When reflecting about the response rates we hypothesized that about 70% of the subjects would respond to HCQ and 35% to placebo [15]. These assumptions were based on our comprehensive literature review which identified 85 patients treated with HCQ between 1984 and 2013 who were found to have a 41% response rate [4]. However, it must be considered that in those publications “response” was primarily a clinical impression and not defined precisely. Complicating, other medications like systemic steroids were often started at the same time as HCQ. Only 16 patients were treated exclusively with HCQ and of these, 88% (14 patients) responded [4]. Such a high response rate might be due in part to a publication bias for positive studies and is very likely further skewed by uncontrolled treatment conditions, undefined response criteria and retrospective analyses. However, if such a high response rate was real, it was very unlikely to have been missed in this study, as only 32 patients would be needed to detect the treatment difference in a post-study calculation using a power of 80% and an alpha levels of 5%. Having all this in mind, we must be aware that there is a chance to incorrectly accept the null hypothesis and falsely rate this treatment negative.

Additionally to the limitations listed further issues need to be considered. First, based on a Delphi process involving chILD experts [3], we chose a treatment duration of four weeks to determine the response to the study drug. However also after 8 weeks of HCQ treatment (Group D) there were no more responders (data not shown). Longer term treatments could be investigated in future trials. Second, the wide range of chILD diagnoses reported to respond to HCQ [4] and included into the study could mask strong responses in certain conditions.
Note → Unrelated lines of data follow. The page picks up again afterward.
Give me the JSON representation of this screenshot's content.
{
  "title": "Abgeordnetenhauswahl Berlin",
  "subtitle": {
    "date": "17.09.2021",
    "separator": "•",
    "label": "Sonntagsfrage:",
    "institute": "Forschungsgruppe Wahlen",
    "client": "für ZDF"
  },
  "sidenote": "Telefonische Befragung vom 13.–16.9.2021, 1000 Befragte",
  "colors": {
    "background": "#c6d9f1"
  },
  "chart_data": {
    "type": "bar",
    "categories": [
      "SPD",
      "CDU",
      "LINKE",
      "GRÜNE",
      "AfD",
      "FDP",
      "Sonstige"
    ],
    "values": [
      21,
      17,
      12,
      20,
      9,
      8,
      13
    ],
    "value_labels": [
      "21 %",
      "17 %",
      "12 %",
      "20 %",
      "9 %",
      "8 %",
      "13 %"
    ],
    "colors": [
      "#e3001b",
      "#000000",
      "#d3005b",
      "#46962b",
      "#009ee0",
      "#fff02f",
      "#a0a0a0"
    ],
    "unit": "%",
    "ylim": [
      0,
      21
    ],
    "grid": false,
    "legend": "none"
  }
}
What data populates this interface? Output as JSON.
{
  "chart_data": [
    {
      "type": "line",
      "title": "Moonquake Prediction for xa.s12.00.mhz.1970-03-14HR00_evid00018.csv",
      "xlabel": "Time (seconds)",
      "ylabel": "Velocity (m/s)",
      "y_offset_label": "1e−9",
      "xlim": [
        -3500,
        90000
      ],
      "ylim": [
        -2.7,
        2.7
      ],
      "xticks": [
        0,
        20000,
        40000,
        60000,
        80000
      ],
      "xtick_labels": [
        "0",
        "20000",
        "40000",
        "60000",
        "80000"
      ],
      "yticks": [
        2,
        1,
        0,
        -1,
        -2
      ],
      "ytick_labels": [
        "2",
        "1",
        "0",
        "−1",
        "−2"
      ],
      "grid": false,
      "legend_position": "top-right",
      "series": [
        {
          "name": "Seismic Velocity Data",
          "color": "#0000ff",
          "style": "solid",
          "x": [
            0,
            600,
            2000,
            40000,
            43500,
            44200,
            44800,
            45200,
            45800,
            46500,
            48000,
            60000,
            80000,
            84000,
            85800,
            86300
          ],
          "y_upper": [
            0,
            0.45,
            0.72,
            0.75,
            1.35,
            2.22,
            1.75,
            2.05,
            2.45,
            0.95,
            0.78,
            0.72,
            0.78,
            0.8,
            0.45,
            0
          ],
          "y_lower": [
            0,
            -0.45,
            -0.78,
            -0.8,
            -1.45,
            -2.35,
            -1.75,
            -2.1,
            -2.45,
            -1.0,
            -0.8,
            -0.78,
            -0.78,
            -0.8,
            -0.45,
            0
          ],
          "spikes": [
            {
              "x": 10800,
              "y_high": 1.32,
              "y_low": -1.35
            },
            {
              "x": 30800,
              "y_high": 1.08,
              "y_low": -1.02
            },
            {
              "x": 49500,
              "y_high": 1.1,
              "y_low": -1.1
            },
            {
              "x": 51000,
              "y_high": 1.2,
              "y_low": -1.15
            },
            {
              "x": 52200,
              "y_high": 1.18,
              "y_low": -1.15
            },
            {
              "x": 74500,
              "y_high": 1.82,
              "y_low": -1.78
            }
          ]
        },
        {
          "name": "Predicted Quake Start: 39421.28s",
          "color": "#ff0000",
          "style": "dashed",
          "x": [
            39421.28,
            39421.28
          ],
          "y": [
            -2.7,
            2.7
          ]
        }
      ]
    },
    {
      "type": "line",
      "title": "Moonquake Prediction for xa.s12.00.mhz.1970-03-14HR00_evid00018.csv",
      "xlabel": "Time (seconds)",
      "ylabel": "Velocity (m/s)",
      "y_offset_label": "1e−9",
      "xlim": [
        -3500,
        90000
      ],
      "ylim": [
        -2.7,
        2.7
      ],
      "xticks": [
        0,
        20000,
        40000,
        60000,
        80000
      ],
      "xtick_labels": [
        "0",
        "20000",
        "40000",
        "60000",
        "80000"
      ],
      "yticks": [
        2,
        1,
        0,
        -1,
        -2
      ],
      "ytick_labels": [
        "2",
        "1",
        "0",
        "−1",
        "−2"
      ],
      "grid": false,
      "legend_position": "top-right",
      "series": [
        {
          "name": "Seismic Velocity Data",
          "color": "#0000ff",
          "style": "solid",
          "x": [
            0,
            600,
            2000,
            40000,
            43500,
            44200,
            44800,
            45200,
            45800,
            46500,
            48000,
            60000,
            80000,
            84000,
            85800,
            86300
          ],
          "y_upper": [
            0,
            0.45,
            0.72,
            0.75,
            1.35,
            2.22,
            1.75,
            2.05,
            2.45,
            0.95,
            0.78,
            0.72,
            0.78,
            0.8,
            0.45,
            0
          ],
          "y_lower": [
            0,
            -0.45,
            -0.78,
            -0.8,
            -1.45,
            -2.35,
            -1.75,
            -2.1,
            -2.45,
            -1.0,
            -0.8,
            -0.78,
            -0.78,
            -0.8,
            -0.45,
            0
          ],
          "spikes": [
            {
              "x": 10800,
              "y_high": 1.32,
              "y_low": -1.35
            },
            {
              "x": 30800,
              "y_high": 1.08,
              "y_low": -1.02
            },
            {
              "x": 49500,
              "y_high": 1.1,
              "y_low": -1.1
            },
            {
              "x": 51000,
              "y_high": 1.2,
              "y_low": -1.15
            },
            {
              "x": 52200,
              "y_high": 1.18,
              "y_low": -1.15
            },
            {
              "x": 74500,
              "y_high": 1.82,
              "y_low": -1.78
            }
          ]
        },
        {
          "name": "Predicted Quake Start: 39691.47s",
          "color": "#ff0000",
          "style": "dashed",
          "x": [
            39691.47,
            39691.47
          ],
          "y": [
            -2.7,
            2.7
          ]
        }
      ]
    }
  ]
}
However we did not identify response clusters in molecularly or histologically defined chILD sub-entities (data not shown). Whereas in adults with interstitial lung disease, lumping approaches to assess drug effects are common practice [16], a gene and mutation specific treatment of patients based on strong in vitro evidence was very successful in cystic fibrosis [17, 18]. Unfortunately, to date there is no relevant in vitro test for HCQ linking it to lung disease [5]. In ABCA3 deficiency, an important chILD subgroup, this approach has been shown to be effective for some compounds [19, 20].

Currently an industry sponsored phase 3 trial of nintedanib in children with fibrosing chILD (ClinicalTrials.gov: NCT04093024) is ongoing, aiming to include at least 30 patients [21]. This points out the extraordinary logistic effort and financial power necessary to recruit such a relatively small number of subjects in this condition.

Conclusions

For the first time this study has generated controlled evidence on the effect size of HCQ treatment in chILD. Disappointingly and considering the many precautions indicated above, we suggest that the past optimistic appraisal of HCQ in chILD needs to be revised. In every instance it is prescribed to children its efficacy should be assessed repeatedly and quantitatively, the length of treatment needs to be limited to reasonable periods, and the patient is best followed in a chILD-register for future data aggregation [2].